Two proposed mergers involving four of the nation’s biggest health insurers could reduce competition in an important industry. That’s why federal and state regulators need to closely study these deals and, if necessary, force the companies to sell some parts of their businesses.
Earlier this summer, Anthem agreed to acquire Cigna for $48 billion, and Aetna announced a $37 billion takeover of Humana. The antitrust division of the Justice Department and state governments are reviewing the deals. If regulators approve both transactions, the number of big national health insurers would drop from five to three.
The companies say that being bigger will give them the ability to negotiate lower prices with hospitals, physicians and drug makers and make health care more efficient. Not surprisingly, trade associations representing doctors and hospitals are not thrilled by that idea. They say these mergers will not only hurt them, but will hit consumers with higher premiums and other costs.

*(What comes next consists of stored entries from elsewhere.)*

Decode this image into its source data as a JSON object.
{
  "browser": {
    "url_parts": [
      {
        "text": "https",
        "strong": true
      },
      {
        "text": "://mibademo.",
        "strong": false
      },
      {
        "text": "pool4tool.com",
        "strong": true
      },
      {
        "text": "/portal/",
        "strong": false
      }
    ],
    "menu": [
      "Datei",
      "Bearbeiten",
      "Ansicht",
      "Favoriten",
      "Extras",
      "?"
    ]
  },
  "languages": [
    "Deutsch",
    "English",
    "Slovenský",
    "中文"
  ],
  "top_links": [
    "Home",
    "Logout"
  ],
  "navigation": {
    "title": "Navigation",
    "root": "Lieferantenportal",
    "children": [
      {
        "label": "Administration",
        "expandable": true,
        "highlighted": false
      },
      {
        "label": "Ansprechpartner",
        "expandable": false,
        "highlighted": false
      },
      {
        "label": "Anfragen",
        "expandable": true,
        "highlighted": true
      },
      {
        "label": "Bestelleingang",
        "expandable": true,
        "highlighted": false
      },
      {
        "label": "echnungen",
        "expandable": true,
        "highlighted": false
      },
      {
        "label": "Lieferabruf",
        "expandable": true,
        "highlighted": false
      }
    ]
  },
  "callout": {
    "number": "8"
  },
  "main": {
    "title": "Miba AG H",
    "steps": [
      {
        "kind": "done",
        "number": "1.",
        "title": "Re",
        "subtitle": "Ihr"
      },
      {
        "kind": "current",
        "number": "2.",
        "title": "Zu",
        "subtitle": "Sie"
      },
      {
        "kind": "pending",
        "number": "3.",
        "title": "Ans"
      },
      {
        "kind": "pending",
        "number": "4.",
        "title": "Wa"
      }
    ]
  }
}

There is no doubt that insurers are trying to grow to get more leverage in negotiations with health care providers that have themselves become bigger in recent years. Many hospitals have bought up other hospitals and physician practices. That earlier wave of mergers among health care providers led to higher medical costs in many parts of the country. Regulators and courts should never have approved some of those deals.
The Affordable Care Act, the health reform law, wisely requires insurers to spend at least 80 percent of premium revenue on medical care. But that rule would not prevent them from charging higher premiums as they face less competition. There is no guarantee that insurers will fully pass on the lower prices they negotiate with doctors and hospitals to consumers, experts say.
Because the health insurance industry is fragmented, these mergers will not have the same impact across the country. In some metropolitan areas and in the market for certain kinds of insurance, like Medicare Advantage plans, some consumers will no doubt have fewer choices. But in places where the merging companies do not compete with each other, there will be little or no change. Antitrust regulators have to do a detailed geographic and product-by-product analysis for each deal and for both mergers taken together.
Some antitrust experts have raised another concern. The mergers could reduce the number of insurers competing on government-run exchanges set up under the health reform law. There is good evidence that having more insurers on an exchange tends to drive down premiums, which in turn, reduces federal subsidies to individuals buying insurance on those exchanges.
In past mergers, the Justice Department has required that insurance companies sell some of their plans to other insurers as a condition for approving those deals. That will most likely be necessary in these deals, too. But with so few big insurers left in the marketplace, the companies might have a hard time finding buyers for those plans.
The Affordable Care Act has demonstrated that competition is good for consumers and taxpayers. Antitrust regulators must make sure that mergers in the health care industry do not reduce choices.